Понемногу начали возвращаться в Москву и те наши преподаватели, которые не ездили с университетом в Ашхабад и Свердловск. Очень запомнилась встреча с М.В. Нечкиной.
Некоторое время после реэвакуации истфак размещался не в прежнем своем здании на Никитской, а в бывшей школе на Бронной. Придя туда впервые, я удивилась, увидев, что на подоконниках, расположенных вдоль длинных коридоров, куда выходили двери бывших школьных классов, а теперь аудиторий, сидят молодцы в штатском, профессия которых не вызывала сомнений. Но мне быстро и тихо разъяснили, что на факультете учится дочь Сталина Светлана и здесь ее охрана. Это было нормально и никого не смущало.
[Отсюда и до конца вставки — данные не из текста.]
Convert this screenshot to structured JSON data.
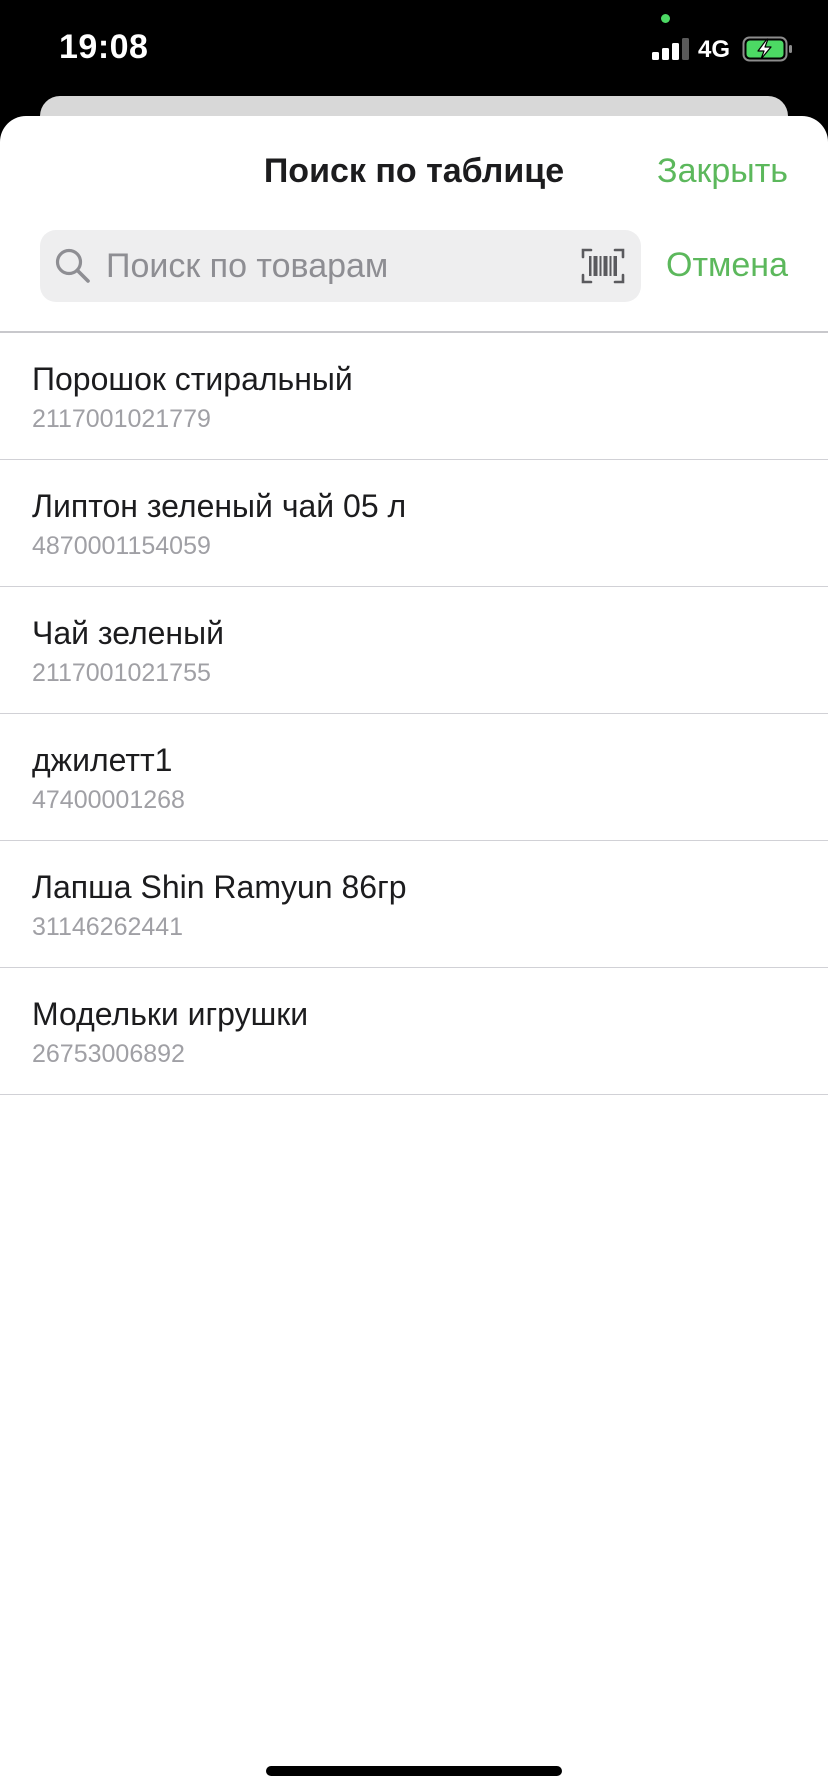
{
  "status_bar": {
    "time": "19:08",
    "network": "4G",
    "battery_charging": true,
    "privacy_indicator_color": "#4cd964",
    "signal_bars_active": 3,
    "signal_bars_total": 4
  },
  "sheet": {
    "title": "Поиск по таблице",
    "close_label": "Закрыть",
    "accent_color": "#5cb85c"
  },
  "search": {
    "placeholder": "Поиск по товарам",
    "value": "",
    "cancel_label": "Отмена",
    "search_icon": "magnifying-glass-icon",
    "scan_icon": "barcode-scanner-icon"
  },
  "results": [
    {
      "name": "Порошок стиральный",
      "code": "2117001021779"
    },
    {
      "name": "Липтон зеленый чай 05 л",
      "code": "4870001154059"
    },
    {
      "name": "Чай зеленый",
      "code": "2117001021755"
    },
    {
      "name": "джилетт1",
      "code": "47400001268"
    },
    {
      "name": "Лапша Shin Ramyun 86гр",
      "code": "31146262441"
    },
    {
      "name": "Модельки игрушки",
      "code": "26753006892"
    }
  ]
}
Так вот, выхожу я в погожий сентябрьский денек из школы на Бронной, ведя за руку сына, а с другой стороны к дому подходит все такая же розовенькая и пухленькая Милица Васильевна. И со слезами радости бросается мне, мало ей знакомой, на шею. И мы обе, сияя, перебивая друг друга, пытаемся объяснить, как счастливы, что и университет, и мы в Москве.
Тут она замечает в открытых окнах сидящих на подоконниках охранников.
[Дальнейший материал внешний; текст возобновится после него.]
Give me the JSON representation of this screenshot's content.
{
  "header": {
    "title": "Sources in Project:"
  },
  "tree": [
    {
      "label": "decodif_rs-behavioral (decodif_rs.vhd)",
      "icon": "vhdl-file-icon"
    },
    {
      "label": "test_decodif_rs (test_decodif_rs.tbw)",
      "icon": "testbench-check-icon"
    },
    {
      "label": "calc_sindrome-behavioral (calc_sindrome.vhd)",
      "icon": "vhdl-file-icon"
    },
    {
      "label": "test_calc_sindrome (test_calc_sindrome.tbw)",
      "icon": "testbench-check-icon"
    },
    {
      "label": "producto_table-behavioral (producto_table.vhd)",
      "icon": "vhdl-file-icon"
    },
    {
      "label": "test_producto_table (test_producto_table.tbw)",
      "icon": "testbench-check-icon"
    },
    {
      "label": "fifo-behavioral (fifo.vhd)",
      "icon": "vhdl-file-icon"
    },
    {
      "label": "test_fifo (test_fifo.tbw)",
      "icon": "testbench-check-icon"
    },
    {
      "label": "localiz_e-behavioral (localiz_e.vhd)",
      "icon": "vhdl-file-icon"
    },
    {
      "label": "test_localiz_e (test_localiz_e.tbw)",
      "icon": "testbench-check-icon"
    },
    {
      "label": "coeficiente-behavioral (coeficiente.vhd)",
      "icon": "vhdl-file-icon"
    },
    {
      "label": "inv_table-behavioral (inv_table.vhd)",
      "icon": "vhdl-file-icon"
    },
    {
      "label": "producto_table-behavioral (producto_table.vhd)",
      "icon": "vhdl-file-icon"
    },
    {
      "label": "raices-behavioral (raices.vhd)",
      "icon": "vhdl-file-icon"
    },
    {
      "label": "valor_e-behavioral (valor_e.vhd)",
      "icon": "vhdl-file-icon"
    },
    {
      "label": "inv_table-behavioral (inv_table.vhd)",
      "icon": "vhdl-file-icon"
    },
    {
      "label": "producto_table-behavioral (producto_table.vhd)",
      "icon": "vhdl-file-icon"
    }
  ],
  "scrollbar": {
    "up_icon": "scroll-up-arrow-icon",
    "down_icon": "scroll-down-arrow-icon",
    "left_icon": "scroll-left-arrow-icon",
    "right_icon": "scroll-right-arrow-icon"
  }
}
— Это студенты?! — радостно восклицает она. — Я их всех расцелую!
И прежде чем я успеваю сказать хоть слово, исчезает в подъезде. Ая, внутренне помирая от смеха, предпочитаю смыться. К лету 1944 года переезжает обратно в Москву и папин наркомат.
Родители возвращаются, и я становлюсь свободнее — только гуляю с Юрой и укладываю его вечером (маме это трудно).
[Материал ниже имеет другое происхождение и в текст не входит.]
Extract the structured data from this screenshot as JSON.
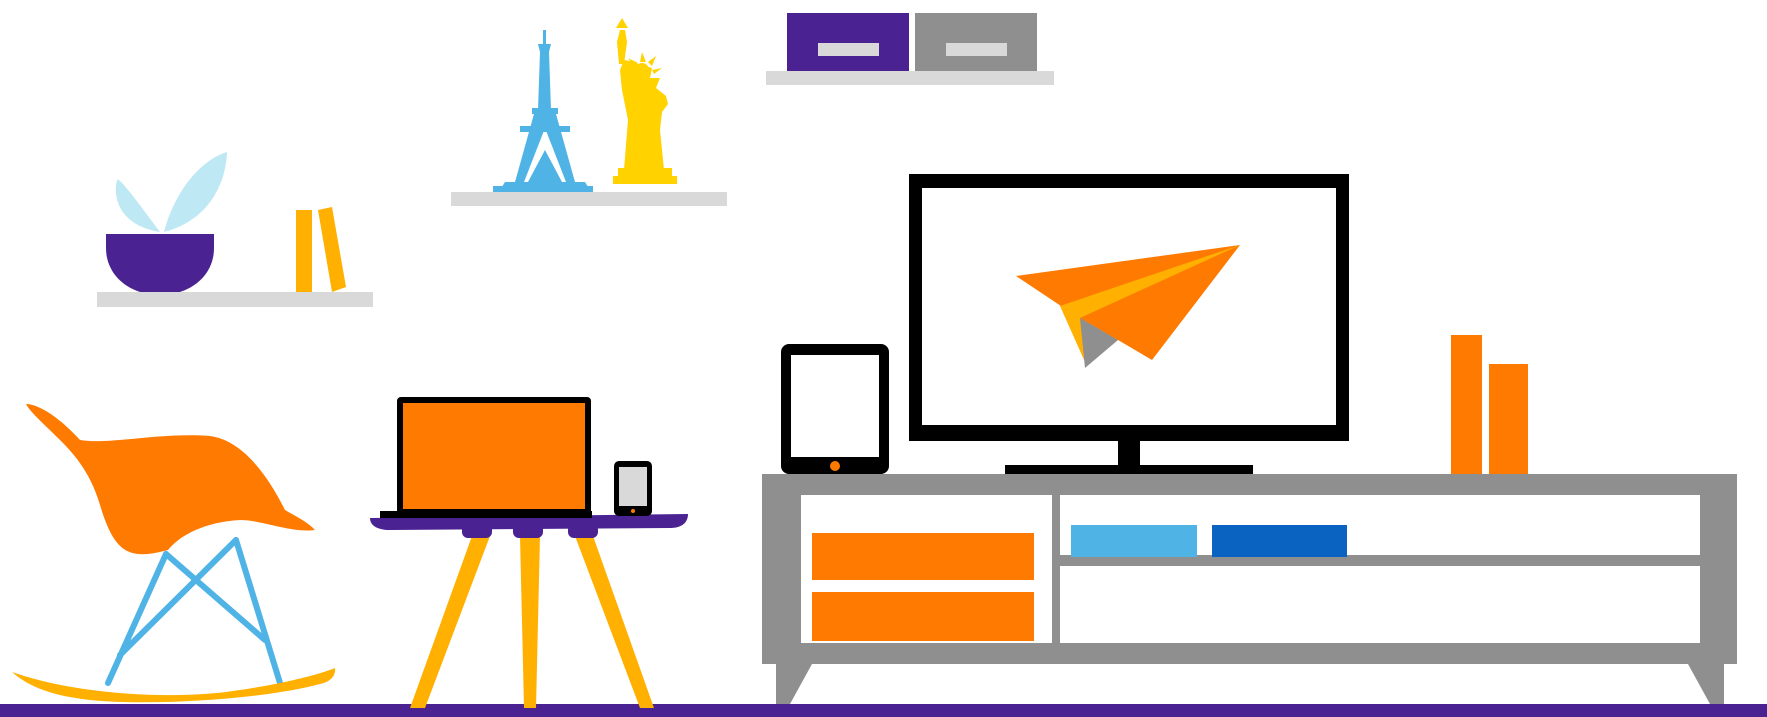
{
  "scene": {
    "background": "#ffffff",
    "colors": {
      "purple": "#4a2292",
      "orange": "#ff7a00",
      "amber": "#ffb000",
      "yellow": "#ffd200",
      "sky_blue": "#4fb3e6",
      "light_blue": "#bfe8f5",
      "royal_blue": "#0a63c1",
      "gray": "#8f8f8f",
      "light_gray": "#d9d9d9",
      "black": "#000000"
    },
    "objects": [
      "purple-floor-strip",
      "wall-shelf-with-plant",
      "plant-pot-icon",
      "bookends-icon",
      "wall-shelf-with-landmarks",
      "eiffel-tower-icon",
      "statue-of-liberty-icon",
      "wall-shelf-with-boxes",
      "storage-box-purple",
      "storage-box-gray",
      "rocking-chair-icon",
      "side-table",
      "laptop-icon",
      "smartphone-icon",
      "tablet-icon",
      "tv-monitor",
      "paper-plane-icon",
      "tv-cabinet",
      "orange-drawers",
      "blue-books",
      "orange-vases"
    ]
  }
}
Идет последний год моей аспирантуры, и я уже всерьез работаю над диссертацией, зная, что в ноябре меня отчислят и я потеряю стипендию и «рабочую» хлебную карточку. Начинаю искать работу, боясь, что предложенное по распределению меня по многим причинам не устроит.
Все еще идет война, хотя она передвинулась далеко в Европу, и победа кажется уже реальной. Одно из сильнейших впечатлений последнего военного года — провод пленных немцев по Москве Я случайно оказалась свидетелем этого зрелища. Еще не с кем было оставлять сына, и я всюду таскала его с собой. И вот однажды днем, возвращаясь с ним откуда-то, я хотела зайти на телеграф на Тверскую. Выходим из метро, из того выхода, что находится в торце гостиницы «Москва», и неожиданно для себя оказываемся в толпе, наблюдающей колонну пленных. А ловкий мой мальчик моментально ввинчивается в эту не очень плотную массу людей, я за ним, и через мгновение мы уже в первом ряду зрителей. Трудно объяснить испытанные мною сложные чувства. Конечно, торжество при виде недавно столь грозных, а теперь поверженных врагов. Но тяжело смотреть на бесконечные шеренги измученных, больных каких-то, оборванных солдат. Не то чтобы их было очень жаль — достаточно вспомнить о наших потерях! Но все таки видеть их тяжело, и впечатление это долго меня преследует.
Жизнь в Москве, между тем, постепенно начинает идти так, будто нет никакой войны. Она очень скудна, но ведь так бывало и раньше. Летом мы даже вывозим маму и Юру на дачу — малыша нужно приводить в порядок после перенесенных им тяжелых болезней. Сняли комнату на даче у моей университетской сокурсницы Жени Застенкер. Помню, как весело праздновали мы день ее рождения — хотя у нее самой муж был на фронте, а у Шуры Монгайта рожала жена, и он все бегал на почту звонить в город, и посреди застолья выяснилось, что родился его старший сын Боря. Увы, никого, кроме меня, давно нет на свете из пировавших тогда на большой террасе дачи на станции Отдых — ни Шуры, ни его жены Вали (ученицы моего брата Дани, которого тоже нет), ни Жоры Федорова, ни Павлика, ни самой Жени. А сыновья Шуры, врачи, много лет назад уехали в Израиль. Что мудреного — прошло более полувека.